Booster effectiveness was also unchanged when restricted to children
using both the lap and shoulder portion of the seat belt (as opposed to the
lap belt only). It is possible that children using booster seats as well as
those in seat belts used only the lap portion of the seat belt, either because
that is all that was available or because they placed the shoulder belt behind
their back or under their arm. We included these children in the primary analysis
to evaluate effectiveness of boosters compared with belts in the "as used"
real-world situation. We combined high-back and backless belt-positioning
booster seats for our analyses. Further research will be required to evaluate
whether one design or the other may offer an important incremental safety
This study relied on parent report of restraint use by children, which,
if differentially reported by restraint type, might have biased the results.

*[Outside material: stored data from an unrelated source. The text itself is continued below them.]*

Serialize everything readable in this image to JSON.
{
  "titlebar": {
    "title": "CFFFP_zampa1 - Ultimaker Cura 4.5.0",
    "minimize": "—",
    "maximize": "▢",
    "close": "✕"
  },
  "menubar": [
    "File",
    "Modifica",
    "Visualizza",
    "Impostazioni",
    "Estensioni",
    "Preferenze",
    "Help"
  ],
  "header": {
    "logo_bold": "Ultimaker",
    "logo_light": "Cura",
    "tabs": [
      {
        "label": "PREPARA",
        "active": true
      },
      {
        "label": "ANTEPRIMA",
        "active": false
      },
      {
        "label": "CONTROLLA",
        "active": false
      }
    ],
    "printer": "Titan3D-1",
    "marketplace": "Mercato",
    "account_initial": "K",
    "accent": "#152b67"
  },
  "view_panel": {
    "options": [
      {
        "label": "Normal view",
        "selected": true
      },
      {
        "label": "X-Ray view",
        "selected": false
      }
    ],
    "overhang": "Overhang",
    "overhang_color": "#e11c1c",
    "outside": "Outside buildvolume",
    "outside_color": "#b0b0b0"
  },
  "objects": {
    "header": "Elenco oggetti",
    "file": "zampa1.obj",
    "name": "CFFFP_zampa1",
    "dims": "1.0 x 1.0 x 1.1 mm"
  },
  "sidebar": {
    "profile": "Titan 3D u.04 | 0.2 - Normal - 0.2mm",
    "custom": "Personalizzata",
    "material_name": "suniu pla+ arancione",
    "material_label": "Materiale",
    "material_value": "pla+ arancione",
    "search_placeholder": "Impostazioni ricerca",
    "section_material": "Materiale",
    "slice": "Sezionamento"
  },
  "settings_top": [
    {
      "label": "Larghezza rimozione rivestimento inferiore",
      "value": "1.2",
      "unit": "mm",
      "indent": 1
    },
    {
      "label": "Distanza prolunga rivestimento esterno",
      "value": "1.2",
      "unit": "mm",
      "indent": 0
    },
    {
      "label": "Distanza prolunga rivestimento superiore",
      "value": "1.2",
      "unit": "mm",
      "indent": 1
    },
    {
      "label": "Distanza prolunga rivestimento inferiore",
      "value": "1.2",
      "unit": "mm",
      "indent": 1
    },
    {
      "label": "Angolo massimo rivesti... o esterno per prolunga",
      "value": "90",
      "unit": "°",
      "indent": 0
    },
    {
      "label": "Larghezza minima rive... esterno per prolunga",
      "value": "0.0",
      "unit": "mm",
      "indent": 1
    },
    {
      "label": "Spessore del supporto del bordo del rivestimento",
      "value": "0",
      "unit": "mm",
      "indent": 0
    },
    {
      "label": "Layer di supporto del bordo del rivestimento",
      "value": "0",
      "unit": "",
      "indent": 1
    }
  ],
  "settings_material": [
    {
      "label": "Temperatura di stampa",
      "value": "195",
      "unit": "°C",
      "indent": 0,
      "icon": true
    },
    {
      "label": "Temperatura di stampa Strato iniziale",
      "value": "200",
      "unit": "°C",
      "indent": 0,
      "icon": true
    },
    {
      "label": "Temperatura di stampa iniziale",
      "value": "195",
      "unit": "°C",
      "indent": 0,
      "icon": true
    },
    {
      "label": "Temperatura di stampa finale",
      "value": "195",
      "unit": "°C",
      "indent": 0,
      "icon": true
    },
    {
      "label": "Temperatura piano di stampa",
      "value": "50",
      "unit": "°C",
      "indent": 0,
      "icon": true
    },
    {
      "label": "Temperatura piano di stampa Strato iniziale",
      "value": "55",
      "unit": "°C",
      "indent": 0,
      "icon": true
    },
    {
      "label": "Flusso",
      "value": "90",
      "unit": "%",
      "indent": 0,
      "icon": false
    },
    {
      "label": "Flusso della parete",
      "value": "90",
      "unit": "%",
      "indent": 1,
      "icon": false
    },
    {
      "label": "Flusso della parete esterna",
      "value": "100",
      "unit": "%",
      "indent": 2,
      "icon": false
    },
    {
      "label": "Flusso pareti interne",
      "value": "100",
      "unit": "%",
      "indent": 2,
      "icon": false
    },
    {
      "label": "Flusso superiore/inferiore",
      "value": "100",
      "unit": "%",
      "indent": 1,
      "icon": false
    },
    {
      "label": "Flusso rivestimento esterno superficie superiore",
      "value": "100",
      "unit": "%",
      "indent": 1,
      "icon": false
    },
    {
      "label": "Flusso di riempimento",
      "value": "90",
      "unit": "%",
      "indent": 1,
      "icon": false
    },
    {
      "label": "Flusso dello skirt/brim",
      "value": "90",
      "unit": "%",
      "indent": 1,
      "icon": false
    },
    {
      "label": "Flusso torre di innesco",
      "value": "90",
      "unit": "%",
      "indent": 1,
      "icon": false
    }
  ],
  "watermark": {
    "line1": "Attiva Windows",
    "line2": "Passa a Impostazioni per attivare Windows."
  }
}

To determine some potential effects of restraint misclassification, we assumed
that those identified as unrestrained were indeed unrestrained and that the
observed risk of injury among the unrestrained correctly estimates their risk
for each year of age. If we further assume that all children reported as restrained
in belt-positioning booster seats were correctly classified, 50% of those
reported as restrained in seat belts would have to be unrestrained for the
risk differences between those reported as being in belt-positioning booster
seats and those reported as being in seat belts to be eliminated. Since the
maximum misclassification rate among those in seat belts (which requires the
risk of injury among those correctly reported to be 0) is 62%, this is highly
unlikely. Assuming that 20% of those reported to be in booster seats were
actually unrestrained (the maximum possible is 25%), a misclassification rate
of 60% would be required among those reported to be in seat belts to nullify
risk differences. It is highly unlikely that differential misclassifications
this large exist. Similar results were obtained in analyses stratified by
year of age.
The National Highway Traffic Safety Administration currently recommends
that all children who have outgrown child safety seats should be restrained
in booster seats until they are at least 8 years old, unless they are 57 in
(145 cm) tall.1 In the overall Partners for
Child Passenger Safety population, booster seat use by 8-year-olds is negligible;
therefore, they were not included in the analysis. The difference in height
between 50th-percentile 7- and 8-year-olds is approximately 2 in (5 cm), with
more than 95% of 8-year-olds expected to be less than 57 in (145 cm).23 Based on available data regarding the fit of seat
belts in children,16 there is no reason to
suspect that the benefits of booster seats demonstrated through age 7 years
would not remain through age 8 years. Recent data suggest that restrained
children older than age 7 years are at a higher risk of injury than younger
children in crashes, suggesting that seat belts alone may not provide optimal
protection to older children as well.24 Further
research is needed to identify characteristics of optimal restraint devices
for children of all ages.
Belt-positioning booster seats are associated with added safety benefits
over seat belts for children through age 7 years. Pediatricians should educate
parents regarding current recommendations for optimal restraint, including
the use of belt-positioning booster seats within their practice. In addition,
state child restraint laws should be revised to include the use of booster
seats for children through age 7 years. Pediatricians can play an important
role in advocating for this legislation in their state.